Smoking; Gay and Bisexual Men; Health Disparities



Introduction: Readiness to quit smoking - a pattern of attitudes, intentions, and behaviors that reflect a likelihood of engaging in cessation activities—is a useful heuristic for understanding smoking disparities based on sexual orientation. This study examined demographic, tobacco-use patterns, psychosocial and cognitive factors associated with readiness to quit among gay and bisexual male smokers.

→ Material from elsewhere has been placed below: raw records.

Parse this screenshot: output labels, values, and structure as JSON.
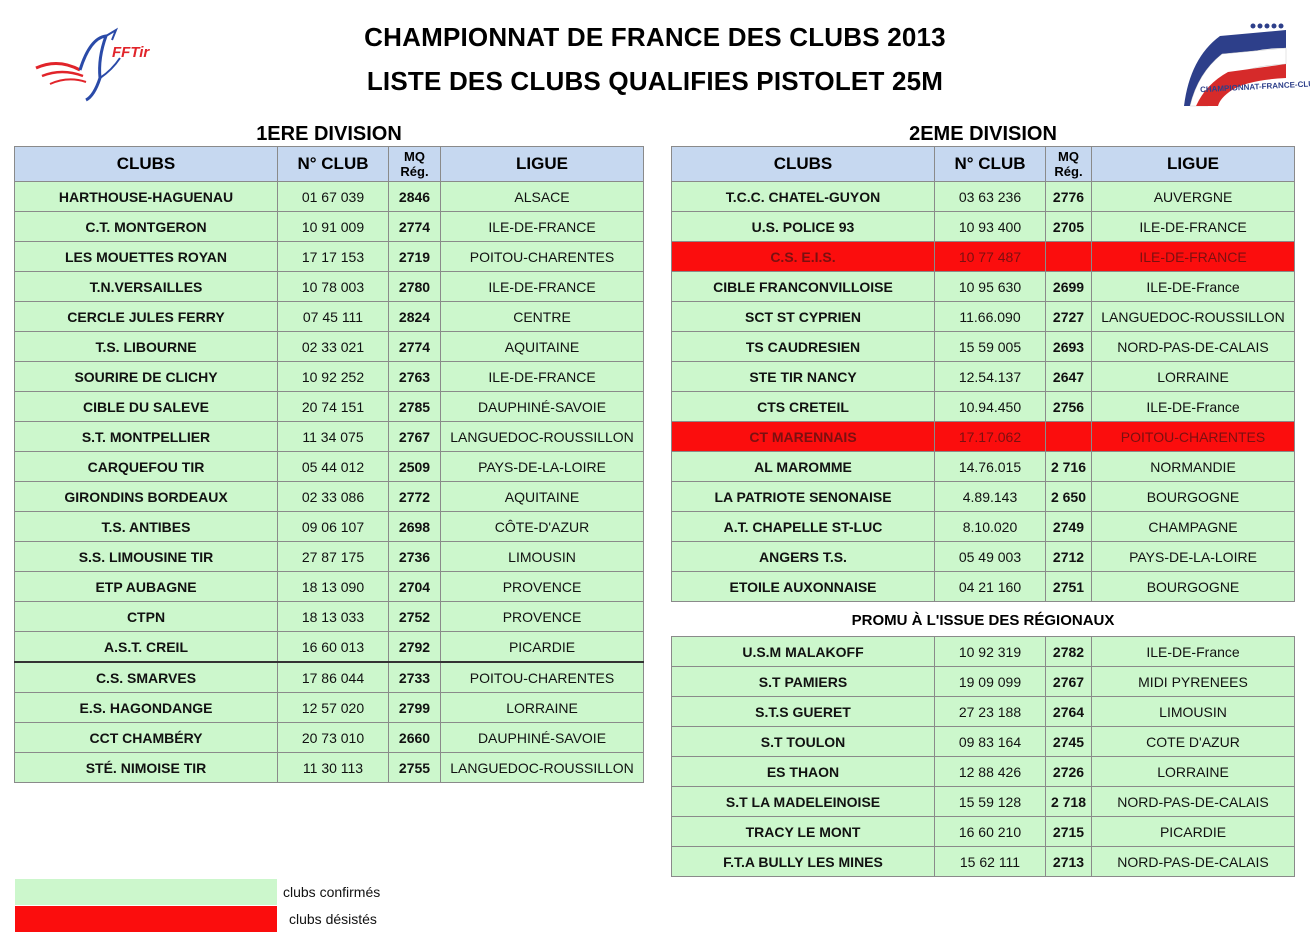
{
  "header": {
    "title_line1": "CHAMPIONNAT DE FRANCE DES CLUBS 2013",
    "title_line2": "LISTE DES CLUBS QUALIFIES PISTOLET 25M",
    "logo_left_text": "FFTir",
    "logo_right_text": "CHAMPIONNAT-FRANCE-CLUBS"
  },
  "columns": {
    "clubs": "CLUBS",
    "num": "N° CLUB",
    "mq_line1": "MQ",
    "mq_line2": "Rég.",
    "ligue": "LIGUE"
  },
  "colors": {
    "confirmed": "#ccf7cc",
    "withdrawn": "#fb0d0d",
    "header": "#c6d8f0"
  },
  "div1": {
    "title": "1ERE DIVISION",
    "rows": [
      {
        "club": "HARTHOUSE-HAGUENAU",
        "num": "01 67 039",
        "mq": "2846",
        "ligue": "ALSACE"
      },
      {
        "club": "C.T. MONTGERON",
        "num": "10 91 009",
        "mq": "2774",
        "ligue": "ILE-DE-FRANCE"
      },
      {
        "club": "LES MOUETTES ROYAN",
        "num": "17 17 153",
        "mq": "2719",
        "ligue": "POITOU-CHARENTES"
      },
      {
        "club": "T.N.VERSAILLES",
        "num": "10 78 003",
        "mq": "2780",
        "ligue": "ILE-DE-FRANCE"
      },
      {
        "club": "CERCLE JULES FERRY",
        "num": "07 45 111",
        "mq": "2824",
        "ligue": "CENTRE"
      },
      {
        "club": "T.S. LIBOURNE",
        "num": "02 33 021",
        "mq": "2774",
        "ligue": "AQUITAINE"
      },
      {
        "club": "SOURIRE DE CLICHY",
        "num": "10 92 252",
        "mq": "2763",
        "ligue": "ILE-DE-FRANCE"
      },
      {
        "club": "CIBLE DU SALEVE",
        "num": "20 74 151",
        "mq": "2785",
        "ligue": "DAUPHINÉ-SAVOIE"
      },
      {
        "club": "S.T. MONTPELLIER",
        "num": "11 34 075",
        "mq": "2767",
        "ligue": "LANGUEDOC-ROUSSILLON"
      },
      {
        "club": "CARQUEFOU TIR",
        "num": "05 44 012",
        "mq": "2509",
        "ligue": "PAYS-DE-LA-LOIRE"
      },
      {
        "club": "GIRONDINS BORDEAUX",
        "num": "02 33 086",
        "mq": "2772",
        "ligue": "AQUITAINE"
      },
      {
        "club": "T.S. ANTIBES",
        "num": "09 06 107",
        "mq": "2698",
        "ligue": "CÔTE-D'AZUR"
      },
      {
        "club": "S.S. LIMOUSINE TIR",
        "num": "27 87 175",
        "mq": "2736",
        "ligue": "LIMOUSIN"
      },
      {
        "club": "ETP AUBAGNE",
        "num": "18 13 090",
        "mq": "2704",
        "ligue": "PROVENCE"
      },
      {
        "club": "CTPN",
        "num": "18 13 033",
        "mq": "2752",
        "ligue": "PROVENCE"
      },
      {
        "club": "A.S.T. CREIL",
        "num": "16 60 013",
        "mq": "2792",
        "ligue": "PICARDIE"
      },
      {
        "club": "C.S. SMARVES",
        "num": "17 86 044",
        "mq": "2733",
        "ligue": "POITOU-CHARENTES"
      },
      {
        "club": "E.S. HAGONDANGE",
        "num": "12 57 020",
        "mq": "2799",
        "ligue": "LORRAINE"
      },
      {
        "club": "CCT CHAMBÉRY",
        "num": "20 73 010",
        "mq": "2660",
        "ligue": "DAUPHINÉ-SAVOIE"
      },
      {
        "club": "STÉ. NIMOISE TIR",
        "num": "11 30 113",
        "mq": "2755",
        "ligue": "LANGUEDOC-ROUSSILLON"
      }
    ]
  },
  "div2": {
    "title": "2EME DIVISION",
    "rows": [
      {
        "club": "T.C.C. CHATEL-GUYON",
        "num": "03 63 236",
        "mq": "2776",
        "ligue": "AUVERGNE",
        "status": "confirmed"
      },
      {
        "club": "U.S. POLICE 93",
        "num": "10 93 400",
        "mq": "2705",
        "ligue": "ILE-DE-FRANCE",
        "status": "confirmed"
      },
      {
        "club": "C.S. E.I.S.",
        "num": "10 77 487",
        "mq": "",
        "ligue": "ILE-DE-FRANCE",
        "status": "withdrawn"
      },
      {
        "club": "CIBLE FRANCONVILLOISE",
        "num": "10 95 630",
        "mq": "2699",
        "ligue": "ILE-DE-France",
        "status": "confirmed"
      },
      {
        "club": "SCT ST CYPRIEN",
        "num": "11.66.090",
        "mq": "2727",
        "ligue": "LANGUEDOC-ROUSSILLON",
        "status": "confirmed"
      },
      {
        "club": "TS CAUDRESIEN",
        "num": "15 59 005",
        "mq": "2693",
        "ligue": "NORD-PAS-DE-CALAIS",
        "status": "confirmed"
      },
      {
        "club": "STE TIR NANCY",
        "num": "12.54.137",
        "mq": "2647",
        "ligue": "LORRAINE",
        "status": "confirmed"
      },
      {
        "club": "CTS CRETEIL",
        "num": "10.94.450",
        "mq": "2756",
        "ligue": "ILE-DE-France",
        "status": "confirmed"
      },
      {
        "club": "CT MARENNAIS",
        "num": "17.17.062",
        "mq": "",
        "ligue": "POITOU-CHARENTES",
        "status": "withdrawn"
      },
      {
        "club": "AL MAROMME",
        "num": "14.76.015",
        "mq": "2 716",
        "ligue": "NORMANDIE",
        "status": "confirmed"
      },
      {
        "club": "LA PATRIOTE SENONAISE",
        "num": "4.89.143",
        "mq": "2 650",
        "ligue": "BOURGOGNE",
        "status": "confirmed"
      },
      {
        "club": "A.T. CHAPELLE ST-LUC",
        "num": "8.10.020",
        "mq": "2749",
        "ligue": "CHAMPAGNE",
        "status": "confirmed"
      },
      {
        "club": "ANGERS T.S.",
        "num": "05 49 003",
        "mq": "2712",
        "ligue": "PAYS-DE-LA-LOIRE",
        "status": "confirmed"
      },
      {
        "club": "ETOILE AUXONNAISE",
        "num": "04 21 160",
        "mq": "2751",
        "ligue": "BOURGOGNE",
        "status": "confirmed"
      }
    ],
    "promo_title": "PROMU À L'ISSUE DES RÉGIONAUX",
    "promo_rows": [
      {
        "club": "U.S.M MALAKOFF",
        "num": "10 92 319",
        "mq": "2782",
        "ligue": "ILE-DE-France"
      },
      {
        "club": "S.T PAMIERS",
        "num": "19 09 099",
        "mq": "2767",
        "ligue": "MIDI PYRENEES"
      },
      {
        "club": "S.T.S GUERET",
        "num": "27 23 188",
        "mq": "2764",
        "ligue": "LIMOUSIN"
      },
      {
        "club": "S.T TOULON",
        "num": "09 83 164",
        "mq": "2745",
        "ligue": "COTE D'AZUR"
      },
      {
        "club": "ES THAON",
        "num": "12 88 426",
        "mq": "2726",
        "ligue": "LORRAINE"
      },
      {
        "club": "S.T LA MADELEINOISE",
        "num": "15 59 128",
        "mq": "2 718",
        "ligue": "NORD-PAS-DE-CALAIS"
      },
      {
        "club": "TRACY LE MONT",
        "num": "16 60 210",
        "mq": "2715",
        "ligue": "PICARDIE"
      },
      {
        "club": "F.T.A BULLY LES MINES",
        "num": "15 62 111",
        "mq": "2713",
        "ligue": "NORD-PAS-DE-CALAIS"
      }
    ]
  },
  "legend": {
    "confirmed_label": "clubs confirmés",
    "withdrawn_label": "clubs désistés"
  }
}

Methods: A cross-sectional survey was conducted as part of a larger Tobacco Elimination and Control Collaboration (Q-TECC) initiative in the lesbian, gay, bisexual, and transgender (LGBT) community. Readiness to quit was measured by a composite score created from four variables (motivation to quit, importance of quitting, plan to quit, and confidence in quitting) (alpha=.87, M=3.42, SD=.96, range 1-5).

Results: The sexual minority smokers in the sample (N=208; M=33 years) were racially/ethnically diverse. Latino men had significantly lower levels of readiness to quit compared to African American and White men. Hierarchical linear regression analyses were performed to explore the relative contributions of sociodemographic, tobacco-use patterns, psychosocial and cognitive factors on Readiness to Quit. In the final model, the following variables were associated with readiness to quit scores: Latino ethnicity, fewer quit attempts, positive expectancies for the beneficial effects of smoking, and lower perceived importance of smoking as an important LGBT health issue. None of the psychosocial factors were associated with readiness to quit.

Discussion: Readiness to quit scores were largely predicted by modifiable attitudes, behaviors, and expectancies. Study findings have implications for improving outreach and awareness and for the development of effective treatment approaches.